Mary Elizabeth Winstead is fucking gorgeous, heart stopping beautiful in this film. However she plays Flowers as such a cold bitch I spent more time wondering why Pilgrim would fight for her than rooting him on in his quest. I had the same problem with the books as well but even there Flowers seemed a little kinder than Winstead plays her.

Not to drown in the negative lets get back to Kieran Culkin who steals every single scene he's in, sometimes with just a look or a word. He is the best thing about the film, hands down. Funny, charming and even manages to flesh out his character, something the others can't do against all the quirks. The other surprise breakout here is Ellen Wong as Knives Chau. She absolutely breaks your heart as the jilted ex and floods you with memories of being that young and awkward in dealing with love.

Overall Scott Pilgrim Vs The World isn't bad but it's never ending need to remind us how clever it is holds it back from being great as does the casting of the two leads who fail to make their characters people we care about and in some instances even like. I will concede that I had to let go my problems with the "witty banter" that replaces actual dialog in the film because this isn't one hundred percent a film for me.

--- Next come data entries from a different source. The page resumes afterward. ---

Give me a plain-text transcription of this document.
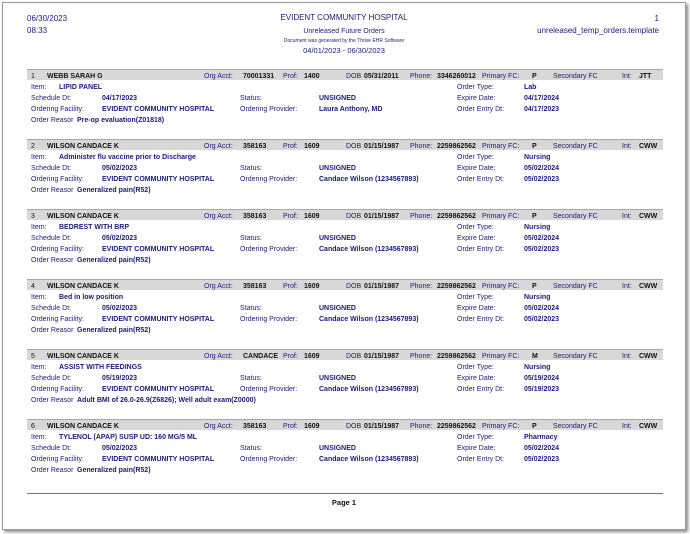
06/30/2023
08:33
EVIDENT COMMUNITY HOSPITAL
Unreleased Future Orders
Document was generated by the Thrive EHR Software
04/01/2023 - 06/30/2023
1
unreleased_temp_orders.template
1 WEBB SARAH G	Org Acct: 70001331 Prof: 1400	DOB 05/31/2011 Phone: 3346260012 Primary FC: P Secondary FC	Int: JTT
Item: LIPID PANEL	Order Type:	Lab
Schedule Dt:	04/17/2023	Status:	UNSIGNED	Expire Date:	04/17/2024
Ordering Facility:	EVIDENT COMMUNITY HOSPITAL	Ordering Provider:	Laura Anthony, MD	Order Entry Dt:	04/17/2023
Order Reasor Pre-op evaluation(Z01818)
2 WILSON CANDACE K	Org Acct: 358163 Prof: 1609	DOB 01/15/1987 Phone: 2259862562 Primary FC: P Secondary FC	Int: CWW
Item: Administer flu vaccine prior to Discharge	Order Type:	Nursing
Schedule Dt:	05/02/2023	Status:	UNSIGNED	Expire Date:	05/02/2024
Ordering Facility:	EVIDENT COMMUNITY HOSPITAL	Ordering Provider:	Candace Wilson (1234567893)	Order Entry Dt:	05/02/2023
Order Reasor Generalized pain(R52)
3 WILSON CANDACE K	Org Acct: 358163 Prof: 1609	DOB 01/15/1987 Phone: 2259862562 Primary FC: P Secondary FC	Int: CWW
Item: BEDREST WITH BRP	Order Type:	Nursing
Schedule Dt:	05/02/2023	Status:	UNSIGNED	Expire Date:	05/02/2024
Ordering Facility:	EVIDENT COMMUNITY HOSPITAL	Ordering Provider:	Candace Wilson (1234567893)	Order Entry Dt:	05/02/2023
Order Reasor Generalized pain(R52)
4 WILSON CANDACE K	Org Acct: 358163 Prof: 1609	DOB 01/15/1987 Phone: 2259862562 Primary FC: P Secondary FC	Int: CWW
Item: Bed in low position	Order Type:	Nursing
Schedule Dt:	05/02/2023	Status:	UNSIGNED	Expire Date:	05/02/2024
Ordering Facility:	EVIDENT COMMUNITY HOSPITAL	Ordering Provider:	Candace Wilson (1234567893)	Order Entry Dt:	05/02/2023
Order Reasor Generalized pain(R52)
5 WILSON CANDACE K	Org Acct: CANDACE Prof: 1609	DOB 01/15/1987 Phone: 2259862562 Primary FC: M Secondary FC	Int: CWW
Item: ASSIST WITH FEEDINGS	Order Type:	Nursing
Schedule Dt:	05/19/2023	Status:	UNSIGNED	Expire Date:	05/19/2024
Ordering Facility:	EVIDENT COMMUNITY HOSPITAL	Ordering Provider:	Candace Wilson (1234567893)	Order Entry Dt:	05/19/2023
Order Reasor Adult BMI of 26.0-26.9(Z6826); Well adult exam(Z0000)
6 WILSON CANDACE K	Org Acct: 358163 Prof: 1609	DOB 01/15/1987 Phone: 2259862562 Primary FC: P Secondary FC	Int: CWW
Item: TYLENOL (APAP) SUSP UD: 160 MG/5 ML	Order Type:	Pharmacy
Schedule Dt:	05/02/2023	Status:	UNSIGNED	Expire Date:	05/02/2024
Ordering Facility:	EVIDENT COMMUNITY HOSPITAL	Ordering Provider:	Candace Wilson (1234567893)	Order Entry Dt:	05/02/2023
Order Reasor Generalized pain(R52)
Page 1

I remember seeing The Breakfast Club with my friend and his dad and the dad asking why the cursed so much and us rolling our eyes. I also remember seeing Singles and having a woman behind me ask her daughter "What does 'not in an Eddie Hascal kind of way' mean? Why can't I understand what they're talking about." I thought the movie made perfect sense but the film was made for me and my generation.

Scott Pilgrim is a film for the generation right behind me and it seems that's how they like their dialog. In the end while I can't recommend Scott Pilgrim Vs The World as worth a full priced movie ticket I can say it's a good DVD or matinee movie choice.